FIGURE 40-5 Effect of changes in GFR on urinary Na+ excretion. The blue line represents ideal glomerulotubular (GT) balance. The red curve summarizes data from dogs. The investigators reduced GFR by inflating a balloon in the aorta, above the level of the renal arteries. They increased GFR by compressing the carotid arteries and thus increased blood pressure. (Data from Thompson DD, Pitts RF: Effects of alterations of renal arterial pressure on sodium and water excretion. Am J Physiol 168:490–499, 1952.)

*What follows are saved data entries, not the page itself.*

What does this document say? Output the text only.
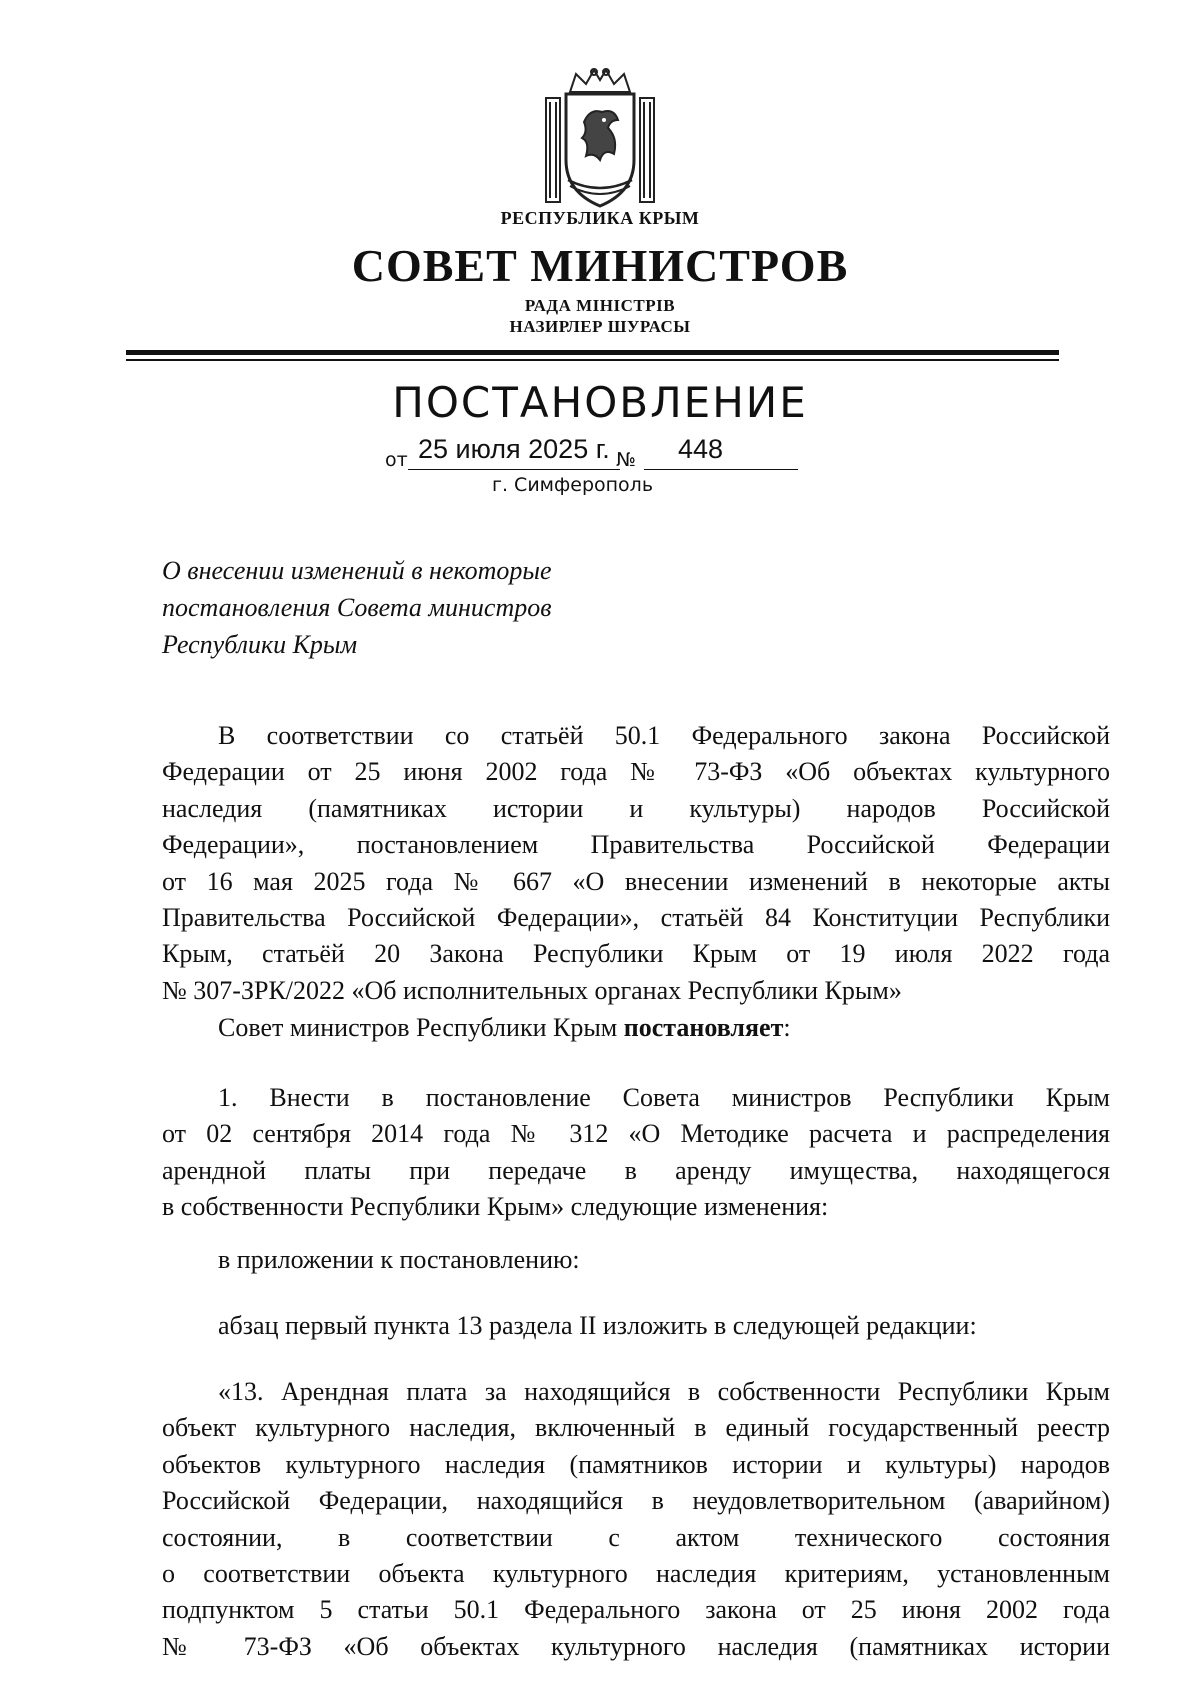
РЕСПУБЛИКА КРЫМ
СОВЕТ МИНИСТРОВ
РАДА МІНІСТРІВ
НАЗИРЛЕР ШУРАСЫ
ПОСТАНОВЛЕНИЕ
от 25 июля 2025 г. № 448
г. Симферополь
О внесении изменений в некоторые
постановления Совета министров
Республики Крым
В соответствии со статьёй 50.1 Федерального закона Российской
Федерации от 25 июня 2002 года № 73-ФЗ «Об объектах культурного
наследия (памятниках истории и культуры) народов Российской
Федерации», постановлением Правительства Российской Федерации
от 16 мая 2025 года № 667 «О внесении изменений в некоторые акты
Правительства Российской Федерации», статьёй 84 Конституции Республики
Крым, статьёй 20 Закона Республики Крым от 19 июля 2022 года
№ 307-ЗРК/2022 «Об исполнительных органах Республики Крым»
Совет министров Республики Крым постановляет:
1. Внести в постановление Совета министров Республики Крым
от 02 сентября 2014 года № 312 «О Методике расчета и распределения
арендной платы при передаче в аренду имущества, находящегося
в собственности Республики Крым» следующие изменения:
в приложении к постановлению:
абзац первый пункта 13 раздела II изложить в следующей редакции:
«13. Арендная плата за находящийся в собственности Республики Крым
объект культурного наследия, включенный в единый государственный реестр
объектов культурного наследия (памятников истории и культуры) народов
Российской Федерации, находящийся в неудовлетворительном (аварийном)
состоянии, в соответствии с актом технического состояния
о соответствии объекта культурного наследия критериям, установленным
подпунктом 5 статьи 50.1 Федерального закона от 25 июня 2002 года
№ 73-ФЗ «Об объектах культурного наследия (памятниках истории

Large Increase in Arterial Pressure
In some cases, an increased effective circulating volume is accompanied by an increase in arterial pressure. Examples include primary hyperaldosteronism and Liddle disease N23-14, states of abnormally high distal Na+ reabsorption. The excess Na+ reabsorption leads to high blood pressure and compensatory pressure-induced natriuresis. One reason for this pressure diuresis is that hypertension increases GFR, increasing the filtered load of Na+, which by itself would increase urinary Na+ excretion (see Fig. 40-5, blue line). However, at least four other mechanisms contribute to the natriuresis (see Fig. 40-5, red curve). First, the increased effective circulating volume inhibits the renin-angiotensin-aldosterone axis and thus reduces Na+ reabsorption (see pp. 765–766). Second, the high blood pressure augments blood flow in the vasa recta, thereby washing out medullary solutes and reducing interstitial hypertonicity in the medulla (see pp. 813–815) and ultimately reducing passive Na+ reabsorption in the thin ascending limb (see p. 811). Third, an increase in arterial pressure leads, by an unknown mechanism, to prompt reduction in the number of apical Na-H exchangers in the proximal tubule. Normalizing the blood pressure rapidly reverses this effect. Finally, hypertension leads to increased pressure in the peritubular capillaries, thereby reducing proximal-tubule reabsorption (physical factors; see p. 763).